Means testified that Lang guided his football decisions throughout high school and often gave him spending money or gifts. He said Lang steered him to Alabama although Means liked Arkansas and Kentucky better. He said he never met or talked to Logan Young in his life. And he admitted that he never took the ACT college entrance exam but told a federal grand jury that he did.
"I was afraid," he said. "I thought it probably would affect my education."
Jurors will also hear from middleman Melvin Ernest, nicknamed "Botto," who supposedly brought Lang to Young's house in 1999, remaining downstairs while Lang and Young went upstairs to talk business. Godwin said Lang will testify that their meetings always included just the two of them "because then it's your word against mine that this ever happened."
According to Godwin, Young made 64 cash withdrawals, each for less than $10,000 to avoid IRS reporting, with $150,000 finding its way to Lang over a period of several months. Godwin promised to present "some interesting coincidences" about the timing of Young's withdrawals and Lang's bank deposits.
"Follow the money," Godwin told the jury in summation.
In his opening remarks to the jury, Neal indicated that he will essentially be putting Lang on trial.

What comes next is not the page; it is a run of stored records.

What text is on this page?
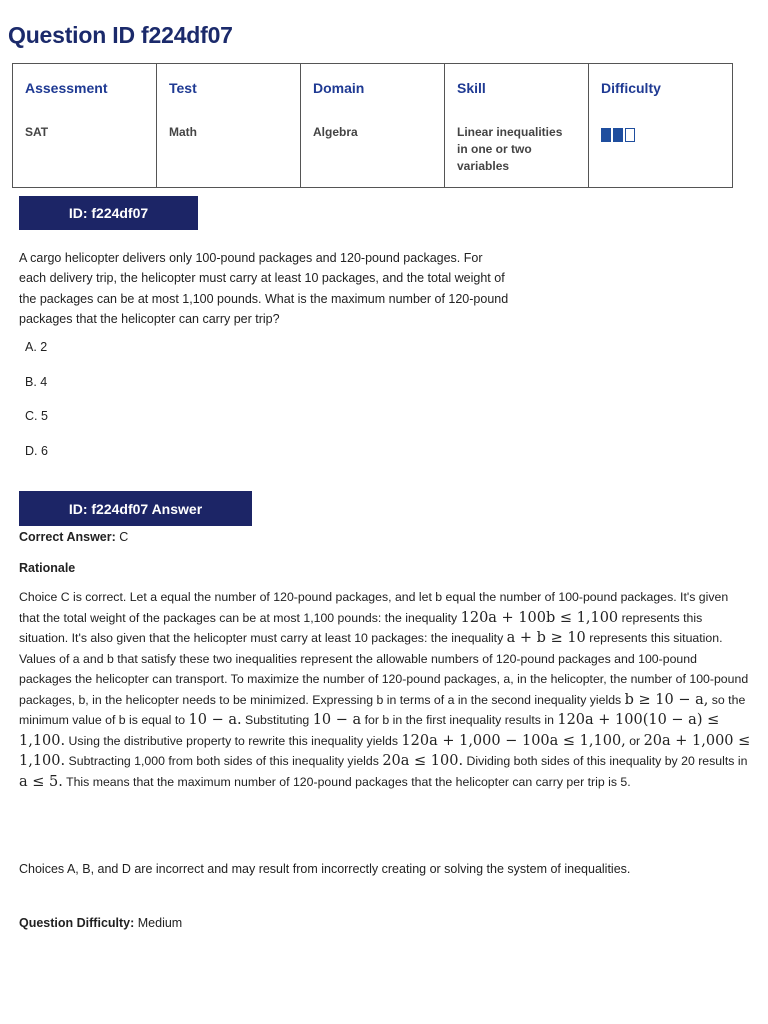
Question ID f224df07
Assessment	Test	Domain	Skill	Difficulty
SAT	Math	Algebra	Linear inequalities in one or two variables	
ID: f224df07

A cargo helicopter delivers only 100-pound packages and 120-pound packages. For each delivery trip, the helicopter must carry at least 10 packages, and the total weight of the packages can be at most 1,100 pounds. What is the maximum number of 120-pound packages that the helicopter can carry per trip?

A. 2
B. 4
C. 5
D. 6
ID: f224df07 Answer
Correct Answer: C
Rationale

Choice C is correct. Let a equal the number of 120-pound packages, and let b equal the number of 100-pound packages. It's given that the total weight of the packages can be at most 1,100 pounds: the inequality 120a + 100b ≤ 1,100 represents this situation. It's also given that the helicopter must carry at least 10 packages: the inequality a + b ≥ 10 represents this situation. Values of a and b that satisfy these two inequalities represent the allowable numbers of 120-pound packages and 100-pound packages the helicopter can transport. To maximize the number of 120-pound packages, a, in the helicopter, the number of 100-pound packages, b, in the helicopter needs to be minimized. Expressing b in terms of a in the second inequality yields b ≥ 10 − a, so the minimum value of b is equal to 10 − a. Substituting 10 − a for b in the first inequality results in 120a + 100(10 − a) ≤ 1,100. Using the distributive property to rewrite this inequality yields 120a + 1,000 − 100a ≤ 1,100, or 20a + 1,000 ≤ 1,100. Subtracting 1,000 from both sides of this inequality yields 20a ≤ 100. Dividing both sides of this inequality by 20 results in a ≤ 5. This means that the maximum number of 120-pound packages that the helicopter can carry per trip is 5.

Choices A, B, and D are incorrect and may result from incorrectly creating or solving the system of inequalities.
Question Difficulty: Medium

"There is no way you will believe the government's chief witness and certainly no way you will believe Lynn Lang beyond a reasonable doubt," he said. He noted inconsistencies in Lang's story as told to journalists, Memphis attorney Bill Wade, Memphis City Schools officials, federal prosecutors, and the NCAA. He said jurors will hear contradictory testimony from former University of Memphis head football coach Rip Scherer and former Georgia coach Jim Donnan, among others.
Neal suggested that Lang pled guilty because he was facing up to 135 years in prison on the original charges. He said testimony will show that Lang skimmed money from events at Trezevant High School and summer football camps when he was a coach and had to be ordered by a court to make child-support payments when he was supposedly "awash in money."
On Tuesday, prosecutors lost an attempt to introduce testimony alleging that Young also paid former Melrose football coach Tim Thompson to get star player Kindal Moorehead to attend Alabama.